A truly curved display is now possible because the manufacturers now have available thin glass that can easily be curved as well as advancements in display manufacturing for both OLEDs and LCDs, although, more importantly OLEDs, because they can actually be made flexible and not merely shaped into a curve, like the glass. In the case of the Samsung Galaxy Round, a flexible OLED display is bonded to a curved glass "cover." Because the OLED screens of the Galaxy Note 3 and the Galaxy Round are identical in every respect but shape, DisplayMate.com, was able to compare them side-by-side and subject them to extensive testing. Not only that, but Samsung also provided a free standing flexible display of the same size to further compare to the other two displays.


The curve of the Galaxy Round is very subtle – only .10-inch higher in the center, so the effect is subtle, but this concave display provides several useful functions:

  • It makes the device easier to hold because it fits in the contours of your hand rather than holding it directly on the edges.
  • Screen privacy is also improved because the curvature makes it harder for other people to look over and see what you are doing.
  • Since smartphones are generally used where there is a lot of ambient light and everything reflects off the screen – streetlights, walls, furniture, lights through a window, and reflections of even your face – and the curved display helps prevent some of these reflections.

According to Dr. Soneira, the displays of the Galaxy Note 3 and Galaxy Round have about 5-percent Reflectance, and are some of the lowest he has ever measured for mobile displays – but the one way to really cut down on screen reflections is to introduce a small amount of curvature, like on the Galaxy Round. The concave shape cuts down on reflections two ways:

  • It reduces the screen's 180-degree opening angle, which reduces some of the side reflections.
  • The curvature directs reflective ambient light coming from behind away from the viewer's line of sight.

One result of a curved screen, like the Galaxy Round, is that it magnifies the size of all objects it reflects, and as a result, it cuts further down on the amount of light reflections from ambient light in three ways:

  • On a flat screen your face is reflected back at you, however, the really disturbing reflections are from the brighter light coming from around the outside of your head. The curved display from the Galaxy Round magnifies your head, thereby blocking out the disturbing light that would otherwise shine around the outside of your head.
  • Second, because your face is being magnified by a factor of two or more, the brightness from your reflected image is also reduced because it is being spread out from the magnification.
  • Lastly, the Galaxy Round has a focal distance is about 16, or the normal viewing distance. As you move the device from say, 8-inches to the 16-inches the magnification rapidly increases by a factor of two until infinite at about 16-inches.
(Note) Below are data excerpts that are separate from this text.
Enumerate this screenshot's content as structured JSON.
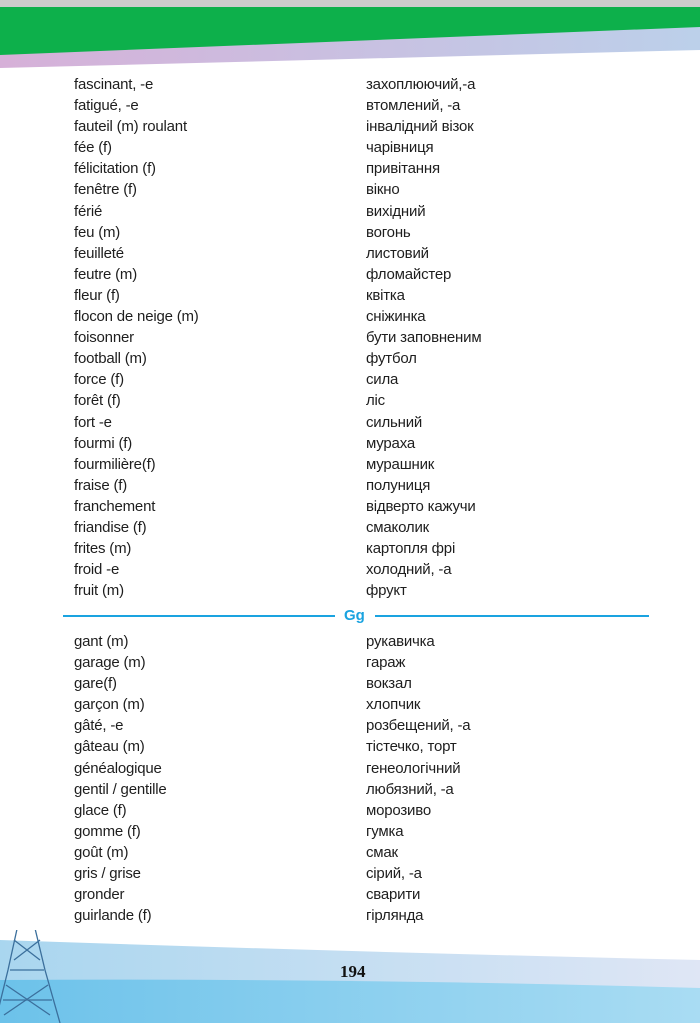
{
  "colors": {
    "banner_green": "#0db04b",
    "banner_lavender": "#c6b9dc",
    "section_accent": "#1aa3e0",
    "bottom_blue": "#8fd0f0"
  },
  "section_f": {
    "entries": [
      {
        "fr": "fascinant, -e",
        "uk": "захоплюючий,-а"
      },
      {
        "fr": "fatigué, -e",
        "uk": "втомлений, -а"
      },
      {
        "fr": "fauteil (m) roulant",
        "uk": "інвалідний візок"
      },
      {
        "fr": "fée (f)",
        "uk": "чарівниця"
      },
      {
        "fr": "félicitation (f)",
        "uk": "привітання"
      },
      {
        "fr": "fenêtre (f)",
        "uk": "вікно"
      },
      {
        "fr": "férié",
        "uk": "вихідний"
      },
      {
        "fr": "feu (m)",
        "uk": "вогонь"
      },
      {
        "fr": "feuilleté",
        "uk": "листовий"
      },
      {
        "fr": "feutre (m)",
        "uk": "фломайстер"
      },
      {
        "fr": "fleur (f)",
        "uk": "квітка"
      },
      {
        "fr": "flocon de neige (m)",
        "uk": "сніжинка"
      },
      {
        "fr": "foisonner",
        "uk": "бути заповненим"
      },
      {
        "fr": "football (m)",
        "uk": "футбол"
      },
      {
        "fr": "force (f)",
        "uk": "сила"
      },
      {
        "fr": "forêt (f)",
        "uk": "ліс"
      },
      {
        "fr": "fort -e",
        "uk": "сильний"
      },
      {
        "fr": "fourmi (f)",
        "uk": "мураха"
      },
      {
        "fr": "fourmilière(f)",
        "uk": "мурашник"
      },
      {
        "fr": "fraise (f)",
        "uk": "полуниця"
      },
      {
        "fr": "franchement",
        "uk": "відверто кажучи"
      },
      {
        "fr": "friandise (f)",
        "uk": "смаколик"
      },
      {
        "fr": "frites (m)",
        "uk": "картопля фрі"
      },
      {
        "fr": "froid -e",
        "uk": "холодний, -а"
      },
      {
        "fr": "fruit (m)",
        "uk": "фрукт"
      }
    ]
  },
  "section_g": {
    "letter": "Gg",
    "entries": [
      {
        "fr": "gant (m)",
        "uk": "рукавичка"
      },
      {
        "fr": "garage (m)",
        "uk": "гараж"
      },
      {
        "fr": "gare(f)",
        "uk": "вокзал"
      },
      {
        "fr": "garçon (m)",
        "uk": "хлопчик"
      },
      {
        "fr": "gâté, -e",
        "uk": "розбещений, -а"
      },
      {
        "fr": "gâteau (m)",
        "uk": "тістечко, торт"
      },
      {
        "fr": "généalogique",
        "uk": "генеологічний"
      },
      {
        "fr": "gentil / gentille",
        "uk": "любязний, -а"
      },
      {
        "fr": "glace (f)",
        "uk": "морозиво"
      },
      {
        "fr": "gomme (f)",
        "uk": "гумка"
      },
      {
        "fr": "goût (m)",
        "uk": "смак"
      },
      {
        "fr": "gris / grise",
        "uk": "сірий, -а"
      },
      {
        "fr": "gronder",
        "uk": "сварити"
      },
      {
        "fr": "guirlande (f)",
        "uk": "гірлянда"
      }
    ]
  },
  "footer": {
    "page_number": "194",
    "decoration_icon": "eiffel-tower-icon"
  }
}
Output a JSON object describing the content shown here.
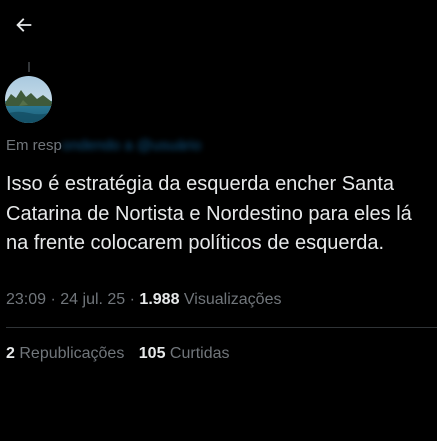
{
  "header": {
    "back_icon": "arrow-left-icon"
  },
  "avatar": {
    "icon": "avatar-landscape-image"
  },
  "tweet": {
    "reply_prefix": "Em resp",
    "reply_handle": "ondendo a @usuário",
    "text": "Isso é estratégia da esquerda encher Santa Catarina de Nortista e Nordestino para eles lá na frente colocarem políticos de esquerda.",
    "time": "23:09",
    "date": "24 jul. 25",
    "views_count": "1.988",
    "views_label": "Visualizações",
    "separator": " · "
  },
  "stats": {
    "reposts_count": "2",
    "reposts_label": "Republicações",
    "likes_count": "105",
    "likes_label": "Curtidas"
  },
  "colors": {
    "background": "#000000",
    "text": "#e7e9ea",
    "muted": "#71767b",
    "accent": "#1d9bf0",
    "divider": "#2f3336"
  }
}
Because your face is magnified by such a large factor, your facial features become nothing but a blur on the screen.

Dr. Soneira said:

The curved Galaxy Round already performs extremely well when held like a Smartphone, so I explored how the three displays looked when lying down on a table. The curved Galaxy Round performed better than the flat Galaxy Note 3, but with some minor bending of the flexible display I was able to further reduce ambient light that was washing out the screen, including an annoying overhead table light. Flexible displays will have lots of applications, but a very important one is improving screen visibility by subtly bending away distracting light reflections. Curved is great but bendable is even better.
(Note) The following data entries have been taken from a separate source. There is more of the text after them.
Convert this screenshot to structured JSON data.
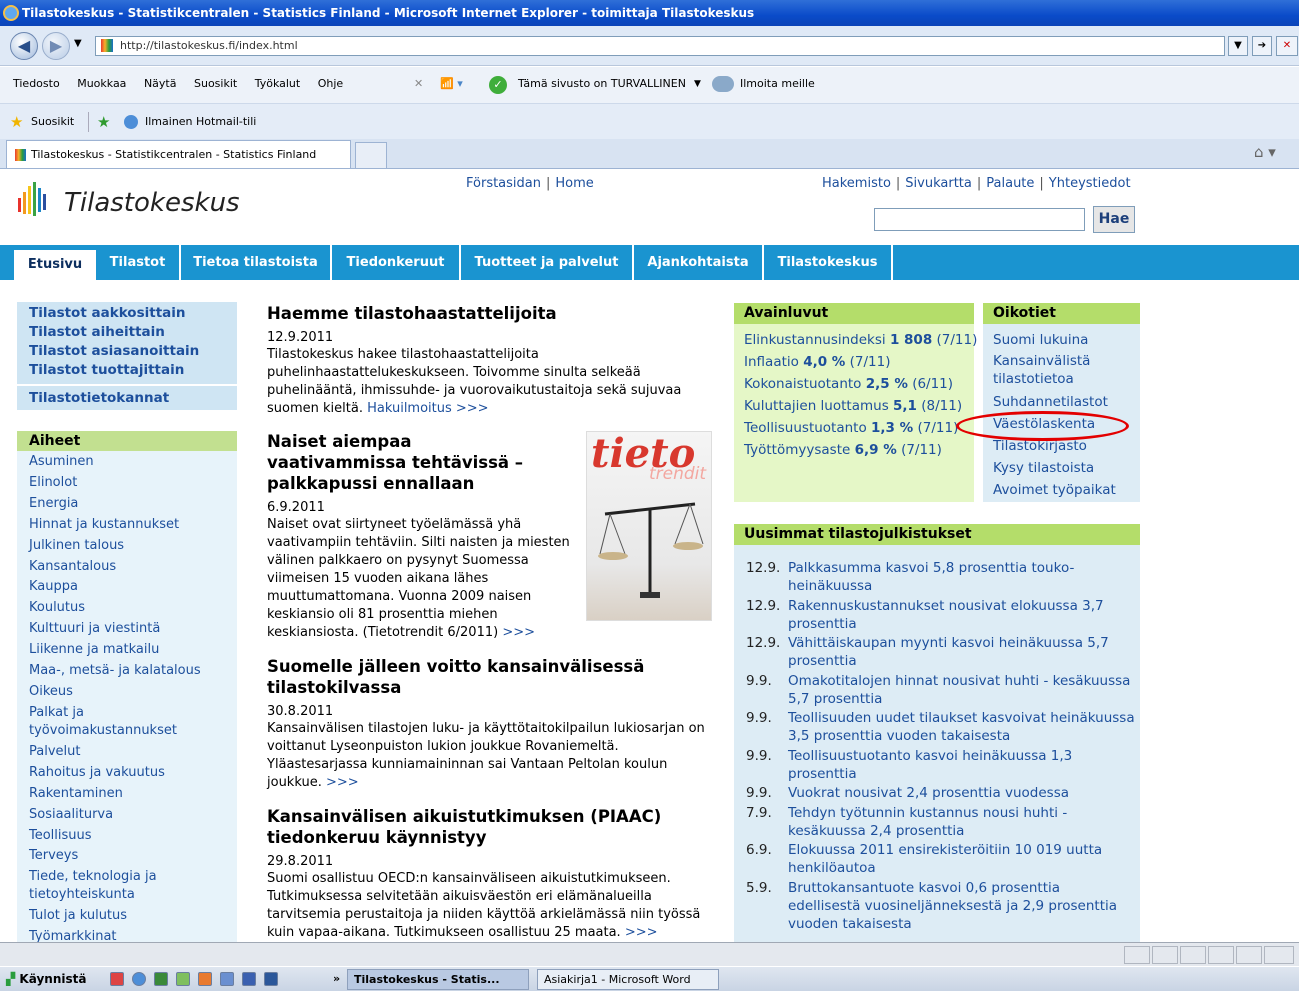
{
  "window": {
    "title": "Tilastokeskus - Statistikcentralen - Statistics Finland - Microsoft Internet Explorer - toimittaja Tilastokeskus"
  },
  "address": {
    "url": "http://tilastokeskus.fi/index.html"
  },
  "menu": {
    "items": [
      "Tiedosto",
      "Muokkaa",
      "Näytä",
      "Suosikit",
      "Työkalut",
      "Ohje"
    ],
    "security": "Tämä sivusto on TURVALLINEN",
    "report": "Ilmoita meille"
  },
  "favorites": {
    "label": "Suosikit",
    "hotmail": "Ilmainen Hotmail-tili"
  },
  "tab": {
    "title": "Tilastokeskus - Statistikcentralen - Statistics Finland"
  },
  "site": {
    "logo": "Tilastokeskus",
    "toplinks_a": [
      "Förstasidan",
      "Home"
    ],
    "toplinks_b": [
      "Hakemisto",
      "Sivukartta",
      "Palaute",
      "Yhteystiedot"
    ],
    "search_button": "Hae",
    "nav": [
      "Etusivu",
      "Tilastot",
      "Tietoa tilastoista",
      "Tiedonkeruut",
      "Tuotteet ja palvelut",
      "Ajankohtaista",
      "Tilastokeskus"
    ]
  },
  "left": {
    "box1": [
      "Tilastot aakkosittain",
      "Tilastot aiheittain",
      "Tilastot asiasanoittain",
      "Tilastot tuottajittain"
    ],
    "box2": "Tilastotietokannat",
    "aiheet_title": "Aiheet",
    "aiheet": [
      "Asuminen",
      "Elinolot",
      "Energia",
      "Hinnat ja kustannukset",
      "Julkinen talous",
      "Kansantalous",
      "Kauppa",
      "Koulutus",
      "Kulttuuri ja viestintä",
      "Liikenne ja matkailu",
      "Maa-, metsä- ja kalatalous",
      "Oikeus",
      "Palkat ja työvoimakustannukset",
      "Palvelut",
      "Rahoitus ja vakuutus",
      "Rakentaminen",
      "Sosiaaliturva",
      "Teollisuus",
      "Terveys",
      "Tiede, teknologia ja tietoyhteiskunta",
      "Tulot ja kulutus",
      "Työmarkkinat"
    ]
  },
  "news": [
    {
      "title": "Haemme tilastohaastattelijoita",
      "date": "12.9.2011",
      "text": "Tilastokeskus hakee tilastohaastattelijoita puhelinhaastattelukeskukseen. Toivomme sinulta selkeää puhelinääntä, ihmissuhde- ja vuorovaikutustaitoja sekä sujuvaa suomen kieltä.",
      "link": "Hakuilmoitus >>>"
    },
    {
      "title": "Naiset aiempaa vaativammissa tehtävissä – palkkapussi ennallaan",
      "date": "6.9.2011",
      "text": "Naiset ovat siirtyneet työelämässä yhä vaativampiin tehtäviin. Silti naisten ja miesten välinen palkkaero on pysynyt Suomessa viimeisen 15 vuoden aikana lähes muuttumattomana. Vuonna 2009 naisen keskiansio oli 81 prosenttia miehen keskiansiosta. (Tietotrendit 6/2011)",
      "link": ">>>"
    },
    {
      "title": "Suomelle jälleen voitto kansainvälisessä tilastokilvassa",
      "date": "30.8.2011",
      "text": "Kansainvälisen tilastojen luku- ja käyttötaitokilpailun lukiosarjan on voittanut Lyseonpuiston lukion joukkue Rovaniemeltä. Yläastesarjassa kunniamaininnan sai Vantaan Peltolan koulun joukkue.",
      "link": ">>>"
    },
    {
      "title": "Kansainvälisen aikuistutkimuksen (PIAAC) tiedonkeruu käynnistyy",
      "date": "29.8.2011",
      "text": "Suomi osallistuu OECD:n kansainväliseen aikuistutkimukseen. Tutkimuksessa selvitetään aikuisväestön eri elämänalueilla tarvitsemia perustaitoja ja niiden käyttöä arkielämässä niin työssä kuin vapaa-aikana. Tutkimukseen osallistuu 25 maata.",
      "link": ">>>"
    }
  ],
  "tieto_image": {
    "word1": "tieto",
    "word2": "trendit"
  },
  "avainluvut": {
    "title": "Avainluvut",
    "items": [
      {
        "label": "Elinkustannusindeksi",
        "value": "1 808",
        "period": "(7/11)"
      },
      {
        "label": "Inflaatio",
        "value": "4,0 %",
        "period": "(7/11)"
      },
      {
        "label": "Kokonaistuotanto",
        "value": "2,5 %",
        "period": "(6/11)"
      },
      {
        "label": "Kuluttajien luottamus",
        "value": "5,1",
        "period": "(8/11)"
      },
      {
        "label": "Teollisuustuotanto",
        "value": "1,3 %",
        "period": "(7/11)"
      },
      {
        "label": "Työttömyysaste",
        "value": "6,9 %",
        "period": "(7/11)"
      }
    ]
  },
  "oikotiet": {
    "title": "Oikotiet",
    "items": [
      "Suomi lukuina",
      "Kansainvälistä tilastotietoa",
      "Suhdannetilastot",
      "Väestölaskenta",
      "Tilastokirjasto",
      "Kysy tilastoista",
      "Avoimet työpaikat"
    ]
  },
  "uusimmat": {
    "title": "Uusimmat tilastojulkistukset",
    "items": [
      {
        "date": "12.9.",
        "text": "Palkkasumma kasvoi 5,8 prosenttia touko-heinäkuussa"
      },
      {
        "date": "12.9.",
        "text": "Rakennuskustannukset nousivat elokuussa 3,7 prosenttia"
      },
      {
        "date": "12.9.",
        "text": "Vähittäiskaupan myynti kasvoi heinäkuussa 5,7 prosenttia"
      },
      {
        "date": "9.9.",
        "text": "Omakotitalojen hinnat nousivat huhti - kesäkuussa 5,7 prosenttia"
      },
      {
        "date": "9.9.",
        "text": "Teollisuuden uudet tilaukset kasvoivat heinäkuussa 3,5 prosenttia vuoden takaisesta"
      },
      {
        "date": "9.9.",
        "text": "Teollisuustuotanto kasvoi heinäkuussa 1,3 prosenttia"
      },
      {
        "date": "9.9.",
        "text": "Vuokrat nousivat 2,4 prosenttia vuodessa"
      },
      {
        "date": "7.9.",
        "text": "Tehdyn työtunnin kustannus nousi huhti - kesäkuussa 2,4 prosenttia"
      },
      {
        "date": "6.9.",
        "text": "Elokuussa 2011 ensirekisteröitiin 10 019 uutta henkilöautoa"
      },
      {
        "date": "5.9.",
        "text": "Bruttokansantuote kasvoi 0,6 prosenttia edellisestä vuosineljänneksestä ja 2,9 prosenttia vuoden takaisesta"
      }
    ]
  },
  "taskbar": {
    "start": "Käynnistä",
    "task1": "Tilastokeskus - Statis...",
    "task2": "Asiakirja1 - Microsoft Word"
  },
  "colors": {
    "nav": "#1a94d0",
    "green_head": "#b4dd6a",
    "highlight": "#e30000"
  }
}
The Flexible OLED displays are manufactured using a flexible plastic substrate, so they do not have the shiny glass cover used on almost all displays and this provides three advantages:

  • Screen Reflectance is less because it does not have the reflective glass covering it.
  • The plastic bendable screen is not as glossy and has almost a matte finish to it, which cuts down on specular mirror reflections.
  • Without the cover glass, the OLED displays appears to be right on the surface of the screen, which adds a visually striking appeal.

Dr. Soneira concludes that Samsung's concaved display is much more than a marketing gimmick, but a truly important and major innovation in future smartphone technology. That small curvature plays a significant role in reducing interference from reflective ambient light. It significantly "improves screen readability, image contrast, color accuracy, and overall picture quality." He also foresees increased battery life because the screen brightness can be reduced.
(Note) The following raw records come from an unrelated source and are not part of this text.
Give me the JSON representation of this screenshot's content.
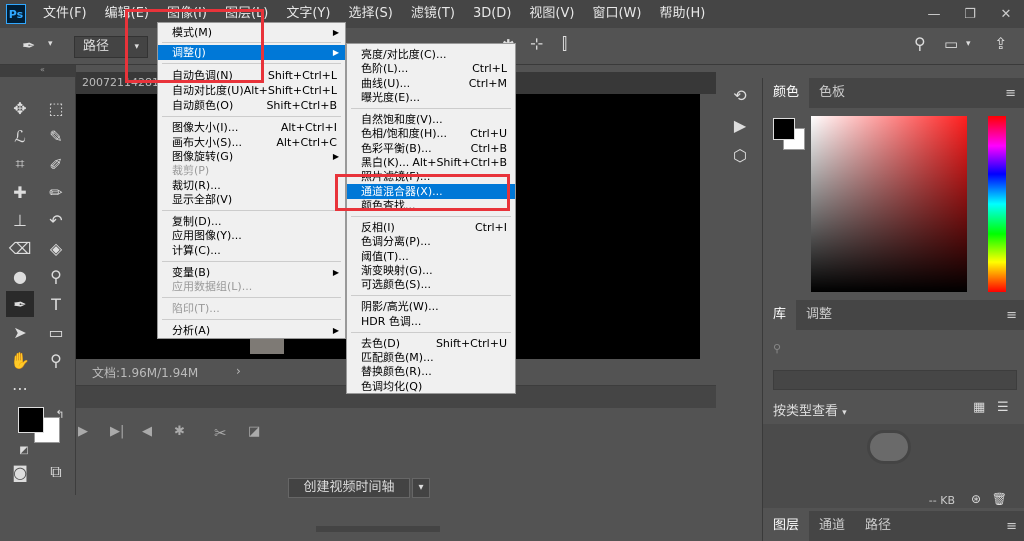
{
  "app": {
    "logo": "Ps"
  },
  "menubar": [
    "文件(F)",
    "编辑(E)",
    "图像(I)",
    "图层(L)",
    "文字(Y)",
    "选择(S)",
    "滤镜(T)",
    "3D(D)",
    "视图(V)",
    "窗口(W)",
    "帮助(H)"
  ],
  "window_controls": {
    "minimize": "—",
    "restore": "❐",
    "close": "✕"
  },
  "options": {
    "mode": "路径"
  },
  "doc_tab": "20072114281…",
  "status": "文档:1.96M/1.94M",
  "timeline": {
    "create_button": "创建视频时间轴"
  },
  "image_menu": {
    "items": [
      {
        "label": "模式(M)",
        "shortcut": "",
        "submenu": true
      },
      {
        "label": "调整(J)",
        "shortcut": "",
        "submenu": true,
        "highlighted": true
      },
      {
        "label": "自动色调(N)",
        "shortcut": "Shift+Ctrl+L"
      },
      {
        "label": "自动对比度(U)",
        "shortcut": "Alt+Shift+Ctrl+L"
      },
      {
        "label": "自动颜色(O)",
        "shortcut": "Shift+Ctrl+B"
      },
      {
        "label": "图像大小(I)...",
        "shortcut": "Alt+Ctrl+I"
      },
      {
        "label": "画布大小(S)...",
        "shortcut": "Alt+Ctrl+C"
      },
      {
        "label": "图像旋转(G)",
        "shortcut": "",
        "submenu": true
      },
      {
        "label": "裁剪(P)",
        "shortcut": "",
        "disabled": true
      },
      {
        "label": "裁切(R)...",
        "shortcut": ""
      },
      {
        "label": "显示全部(V)",
        "shortcut": ""
      },
      {
        "label": "复制(D)...",
        "shortcut": ""
      },
      {
        "label": "应用图像(Y)...",
        "shortcut": ""
      },
      {
        "label": "计算(C)...",
        "shortcut": ""
      },
      {
        "label": "变量(B)",
        "shortcut": "",
        "submenu": true
      },
      {
        "label": "应用数据组(L)...",
        "shortcut": "",
        "disabled": true
      },
      {
        "label": "陷印(T)...",
        "shortcut": "",
        "disabled": true
      },
      {
        "label": "分析(A)",
        "shortcut": "",
        "submenu": true
      }
    ]
  },
  "adjust_menu": {
    "items": [
      {
        "label": "亮度/对比度(C)...",
        "shortcut": ""
      },
      {
        "label": "色阶(L)...",
        "shortcut": "Ctrl+L"
      },
      {
        "label": "曲线(U)...",
        "shortcut": "Ctrl+M"
      },
      {
        "label": "曝光度(E)...",
        "shortcut": ""
      },
      {
        "label": "自然饱和度(V)...",
        "shortcut": ""
      },
      {
        "label": "色相/饱和度(H)...",
        "shortcut": "Ctrl+U"
      },
      {
        "label": "色彩平衡(B)...",
        "shortcut": "Ctrl+B"
      },
      {
        "label": "黑白(K)...",
        "shortcut": "Alt+Shift+Ctrl+B"
      },
      {
        "label": "照片滤镜(F)...",
        "shortcut": ""
      },
      {
        "label": "通道混合器(X)...",
        "shortcut": "",
        "highlighted": true
      },
      {
        "label": "颜色查找...",
        "shortcut": ""
      },
      {
        "label": "反相(I)",
        "shortcut": "Ctrl+I"
      },
      {
        "label": "色调分离(P)...",
        "shortcut": ""
      },
      {
        "label": "阈值(T)...",
        "shortcut": ""
      },
      {
        "label": "渐变映射(G)...",
        "shortcut": ""
      },
      {
        "label": "可选颜色(S)...",
        "shortcut": ""
      },
      {
        "label": "阴影/高光(W)...",
        "shortcut": ""
      },
      {
        "label": "HDR 色调...",
        "shortcut": ""
      },
      {
        "label": "去色(D)",
        "shortcut": "Shift+Ctrl+U"
      },
      {
        "label": "匹配颜色(M)...",
        "shortcut": ""
      },
      {
        "label": "替换颜色(R)...",
        "shortcut": ""
      },
      {
        "label": "色调均化(Q)",
        "shortcut": ""
      }
    ]
  },
  "panels": {
    "color_tabs": [
      "颜色",
      "色板"
    ],
    "library_tabs": [
      "库",
      "调整"
    ],
    "library_view": "按类型查看",
    "library_size": "-- KB",
    "bottom_tabs": [
      "图层",
      "通道",
      "路径"
    ]
  },
  "colors": {
    "highlight": "#0078d7",
    "annotation": "#e8333a",
    "foreground": "#000000",
    "background": "#ffffff"
  }
}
Samsung told him that the Galaxy Round was only released in Korea because of the availability of the displays, but as production increases they will find their way into other countries. Samsung is taking the first step from flat to rounded displays, but that will eventually carry them to the full flexible displays. It will take several years before true flexible screens will be used in actual production smartphones, but while round is good, flexible is better.